O repositório fica desabilitado por padrão — isso é intencional. A experiência padrão do Rocky Linux permanece exatamente o que sempre foi: previsível, estável e totalmente compatível com o upstream. Administradores que queiram acesso a fixes acelerados podem ativar o repositório quando precisarem.

Os pacotes nesse repositório são explicitamente versionados para serem substituídos pelo próximo release upstream. Quando o Red Hat, por exemplo, publicar o fix dele, substituirá automaticamente o pacote do Rocky. Isso é intencional — o projeto quer que os usuários voltem para os pacotes alinhados ao upstream o mais rápido possível.

Para ativar pontualmente: sudo dnf --enablerepo=security update. Para habilitação permanente, basta configurar via DNF como qualquer outro repositório.

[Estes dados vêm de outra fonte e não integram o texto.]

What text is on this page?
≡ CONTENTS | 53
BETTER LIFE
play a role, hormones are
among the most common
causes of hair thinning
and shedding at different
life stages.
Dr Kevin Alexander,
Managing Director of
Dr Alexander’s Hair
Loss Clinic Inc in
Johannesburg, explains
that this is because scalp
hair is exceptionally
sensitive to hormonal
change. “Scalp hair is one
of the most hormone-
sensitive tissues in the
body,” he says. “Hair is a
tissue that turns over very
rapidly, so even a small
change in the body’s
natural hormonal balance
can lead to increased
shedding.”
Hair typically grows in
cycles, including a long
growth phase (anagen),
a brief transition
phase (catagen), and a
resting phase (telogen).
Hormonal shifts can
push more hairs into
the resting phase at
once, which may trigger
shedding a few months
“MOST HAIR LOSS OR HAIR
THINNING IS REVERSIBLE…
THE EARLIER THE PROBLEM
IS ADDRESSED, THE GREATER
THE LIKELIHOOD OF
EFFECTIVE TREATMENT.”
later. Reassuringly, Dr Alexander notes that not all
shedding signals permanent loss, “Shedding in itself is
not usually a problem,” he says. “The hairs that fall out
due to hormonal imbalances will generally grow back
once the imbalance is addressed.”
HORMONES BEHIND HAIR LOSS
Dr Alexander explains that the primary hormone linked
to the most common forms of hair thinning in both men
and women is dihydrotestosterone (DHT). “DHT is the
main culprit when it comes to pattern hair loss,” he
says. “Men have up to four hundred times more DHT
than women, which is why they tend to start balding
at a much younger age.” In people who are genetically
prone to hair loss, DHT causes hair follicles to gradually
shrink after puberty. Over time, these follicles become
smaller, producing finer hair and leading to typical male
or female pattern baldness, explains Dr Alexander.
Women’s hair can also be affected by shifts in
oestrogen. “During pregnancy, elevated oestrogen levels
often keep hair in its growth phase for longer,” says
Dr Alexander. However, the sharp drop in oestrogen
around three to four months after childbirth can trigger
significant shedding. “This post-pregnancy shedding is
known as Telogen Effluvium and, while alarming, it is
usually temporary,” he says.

O que isso significa para quem usa Rocky em produção audiovisual

O Rocky Linux ocupa um lugar específico no ecossistema Linux para audiovisual: é a plataforma com suporte oficial da Blackmagic para o DaVinci Resolve e um dos principais ambientes de teste do Blender. Essa posição implica que muitas instalações rodam em máquinas com acesso local compartilhado — estações em salas de cor, servidores de render em rede interna, nodes de pipeline VFX. Exatamente o perfil de ambiente onde vulnerabilidades de escalonamento de privilégios locais têm impacto real.

A combinação de dois exploits públicos com alta confiabilidade de execução, surgindo em janela de dias, justifica a atualização imediata. O novo repositório de segurança, por sua vez, é um sinal positivo de maturidade do projeto: uma solução estrutural que não abandona o compromisso de compatibilidade com o upstream, mas reconhece que há momentos em que esperar tem custo.